1.Temyiz Yoluna Başvuranlar

Bölge Adliye Mahkemesinin yukarıda belirtilen kararına karşı süresi içinde davacılar vekili temyiz isteminde bulunmuştur.

2. Temyiz Nedenleri

İstinaf dilekçesindeki taleplerini tekrar ederek verilen hükmün bozulmasını talep etmiştir.

3. Gerekçe

3.1. Uyuşmazlık ve Hukuki Nitelendirme

Uyuşmazlık, muris muvazaası hukuki nedenine dayalı pay oranında tapu iptal ve tescil, olmadığı takdirde tenkis istemine ilişkindir.

3.2. İlgili Hukuk

3.2.1. Yerleşmiş Yargıtay içtihatlarında ve 01.04.1974 tarih 1/2 sayılı İçtihadı Birleştirme Kararında açıklandığı üzere görünürdeki sözleşme tarafların gerçek iradelerine uymadığından, gizli bağış sözleşmesi de Türk Medeni Kanunu'nun 706., Türk Borçlar Kanunu'nun 237. ve Tapu Kanunu'nun 26. maddelerinde öngörülen şekil koşullarından yoksun bulunduğundan, saklı pay sahibi olsun veya olmasın miras hakkı çiğnenen tüm mirasçılar dava açarak resmi sözleşmenin muvazaa nedeni ile geçersizliğinin tespitini ve buna dayanılarak oluşturulan tapu kaydının iptalini isteyebilirler.

Bu tür uyuşmazlıkların sağlıklı, adil ve doğru bir çözüme ulaştırılabilmesi, davalıya yapılan temlikin gerçek yönünün diğer bir söyleyişle miras bırakanın asıl irade ve amacının duraksamaya yer bırakmayacak biçimde ortaya çıkarılmasına bağlıdır.
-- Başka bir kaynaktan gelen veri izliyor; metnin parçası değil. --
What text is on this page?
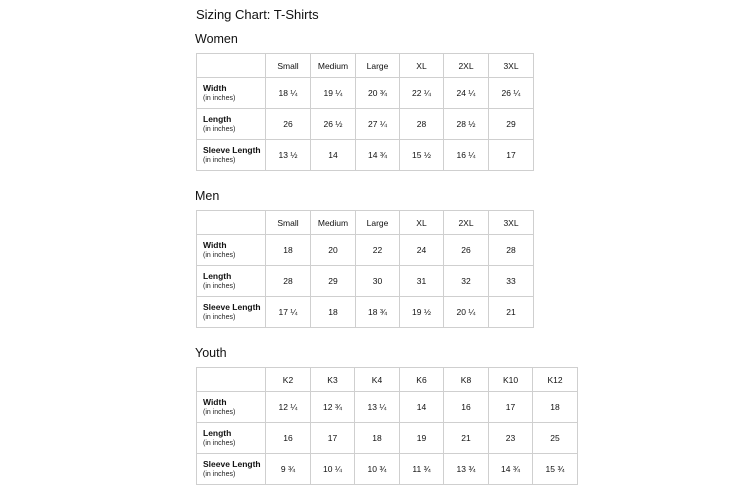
Sizing Chart: T-Shirts
Women
	Small	Medium	Large	XL	2XL	3XL

Width
(in inches)	18 ¼	19 ¼	20 ¾	22 ¼	24 ¼	26 ¼

Length
(in inches)	26	26 ½	27 ¼	28	28 ½	29

Sleeve Length
(in inches)	13 ½	14	14 ¾	15 ½	16 ¼	17
Men
	Small	Medium	Large	XL	2XL	3XL

Width
(in inches)	18	20	22	24	26	28

Length
(in inches)	28	29	30	31	32	33

Sleeve Length
(in inches)	17 ¼	18	18 ¾	19 ½	20 ¼	21
Youth
	K2	K3	K4	K6	K8	K10	K12

Width
(in inches)	12 ¼	12 ¾	13 ¼	14	16	17	18

Length
(in inches)	16	17	18	19	21	23	25

Sleeve Length
(in inches)	9 ¾	10 ¼	10 ¾	11 ¾	13 ¾	14 ¾	15 ¾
Bir iç sorun olan ve gizlenen gerçek irade ve amacın tespiti ve aydınlığa kavuşturulması genellikle zor olduğundan bu yöndeki delillerin eksiksiz toplanılması yanında birlikte ve doğru şekilde değerlendirilmesi de büyük önem taşımaktadır. Bunun için de ülke ve yörenin gelenek ve görenekleri, toplumsal eğilimleri, olayların olağan akışı, mirasbırakanın sözleşmeyi yapmakta haklı ve makul bir nedeninin bulunup bulunmadığı, davalı yanın alım gücünün olup olmadığı, satış bedeli ile sözleşme tarihindeki gerçek değer arasındaki fark, taraflar ile mirasbırakan arasındaki beşeri ilişki gibi olgulardan yararlanılmasında zorunluluk vardır.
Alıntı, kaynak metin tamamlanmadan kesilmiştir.